If that wasn’t bad enough, the situation in China, a COVID outbreak that the government responded to by shutting down major cities, resulted in the closure of factories that make many of the computer chips used to power phones. smartphones, cars and games. consoles The resulting global shortage of all these goods is putting additional upward pressure on prices.

And here in the city, the real estate market is so tight that there are more Airbnb rentals available in the city than normal vacant apartments. Layoffs and a decline in business lunches and dinners have contributed to the closure of an estimated 1,000 restaurants since the start of the pandemic, putting countless waiters, bartenders, cooks and busboys out of work.

What’s a smart consumer to do?

First, recognize that powerful economic forces, especially the Federal Reserve, can slow the economy down so much that a recession sets in.

“The Fed’s strategy is to slow down the economy to reduce inflation, but without causing a recession,” says David. “This is an incredibly difficult thing to do.”

If the Fed breaks the mark, it could trigger a recession, defined as months, perhaps years, in which hiring and business starts slow to a crawl. In the worst case, called stagflation, prices remain high even as business activity slows. If you have discretionary purchases that can wait, it might be best to save some savings for a rainy day that could come in the next 12 months.

Also, think carefully about whether your industry is likely to be exposed in the event of a recession. Many workers in media, real estate, and finance are doing well right now. But the current crash in the stock market means hundreds of billions of dollars are being lost. Sooner or later, that can translate into layoffs.

“My advice is to everyone who thinks they can quit their job tomorrow because a better job is just around the corner: that may be true today. Personally, I don’t think it’s going to be true over time,” says David. “I have given up the idea that the mayor or the governor can control whether people return to office; that’s not going to happen. People are going to come back to the office when the fact that ‘maybe I’m going to lose my job’ occurs to them, because at that moment they think, ‘I can’t be fired’”.

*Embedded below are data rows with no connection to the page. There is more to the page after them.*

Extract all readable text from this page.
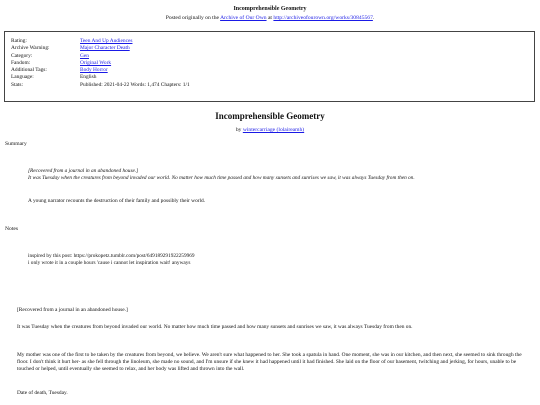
Incomprehensible Geometry
Posted originally on the Archive of Our Own at http://archiveofourown.org/works/30845567.
Rating:	Teen And Up Audiences
Archive Warning:	Major Character Death
Category:	Gen
Fandom:	Original Work
Additional Tags:	Body Horror
Language:	English
Stats:	Published: 2021-04-22 Words: 1,474 Chapters: 1/1
Incomprehensible Geometry
by wintercarriage (lolaireamh)
Summary

[Recovered from a journal in an abandoned house.]

It was Tuesday when the creatures from beyond invaded our world. No matter how much time passed and how many sunsets and sunrises we saw, it was always Tuesday from then on.

A young narrator recounts the destruction of their family and possibly their world.
Notes

inspired by this post: https://prokopetz.tumblr.com/post/649189291922259969

i only wrote it in a couple hours 'cause i cannot let inspiration wait! anyways

[Recovered from a journal in an abandoned house.]

It was Tuesday when the creatures from beyond invaded our world. No matter how much time passed and how many sunsets and sunrises we saw, it was always Tuesday from then on.

My mother was one of the first to be taken by the creatures from beyond, we believe. We aren't sure what happened to her. She took a spatula in hand. One moment, she was in our kitchen, and then next, she seemed to sink through the floor. I don't think it hurt her- as she fell through the linoleum, she made no sound, and I'm unsure if she knew it had happened until it had finished. She laid on the floor of our basement, twitching and jerking, for hours, unable to be touched or helped, until eventually she seemed to relax, and her body was lifted and thrown into the wall.

Date of death, Tuesday.
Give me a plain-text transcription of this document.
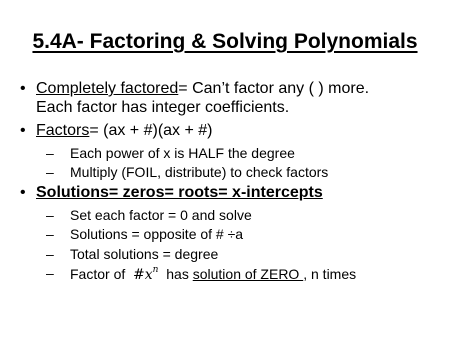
5.4A- Factoring & Solving Polynomials
• Completely factored= Can’t factor any ( ) more.
Each factor has integer coefficients.
• Factors= (ax + #)(ax + #)
– Each power of x is HALF the degree
– Multiply (FOIL, distribute) to check factors
• Solutions= zeros= roots= x-intercepts
– Set each factor = 0 and solve
– Solutions = opposite of # ÷a
– Total solutions = degree
– Factor of  $\#x^n$  has solution of ZERO , n times
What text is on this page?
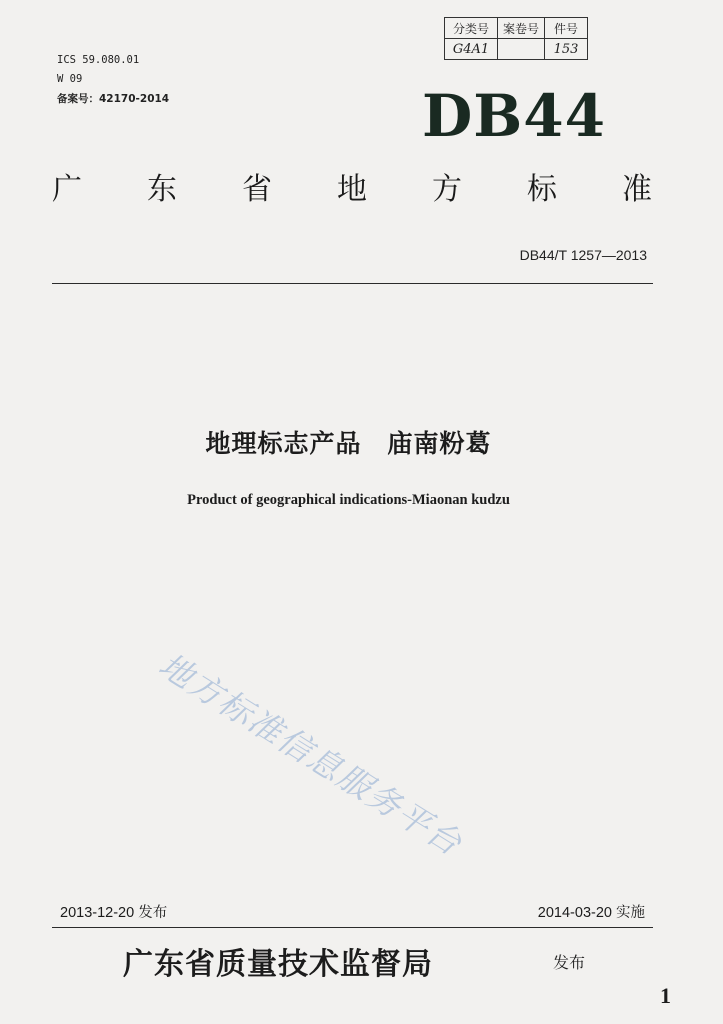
分类号	案卷号	件号
G4A1		153
ICS 59.080.01
W 09
备案号：42170-2014	DB44
广 东 省 地 方 标 准
DB44/T 1257—2013
地理标志产品　庙南粉葛
Product of geographical indications-Miaonan kudzu
地方标准信息服务平台
2013-12-20 发布	2014-03-20 实施
广东省质量技术监督局	发布
1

And we should all require that candidates seeking local and federal office submit detailed plans on how they plan to prepare for a potential recession.

The state’s emergency fund, for example, currently has a total of $3.3 billion. While Governor Hochul has projected the reserves will grow to more than $15 billion over the next three years, we don’t yet know how much will be set aside for “economic uncertainties.” He will also have to answer for questionable budget issues like the huge grant he gave the Buffalo Bills for a new stadium. In the event of a recession, such elections will be a source of great anger when the hard times come.

At the local level, city and state controllers have urged Mayor Adams to set standards for funding the city’s newly created emergency fund. “With inflation rising, unemployment still too high, a declining stock market, and so much long-term uncertainty, our economy is facing headwinds. New York City will need strong reserves to weather future fiscal storms,” ​​Comptroller Brad Lander said in a statement, urging Adams to set aside $2.5 billion, far more than the $700 million the mayor allocated in his executive budget.

Not being able to put aside money now to protect against problems later is difficult for anyone, and especially difficult for politicians in an election year. But extraordinary times call for extraordinary change; in this case, a shift in New York’s political culture toward preparing for an economic hurricane no less destructive than the wild weather brewing offshore this summer.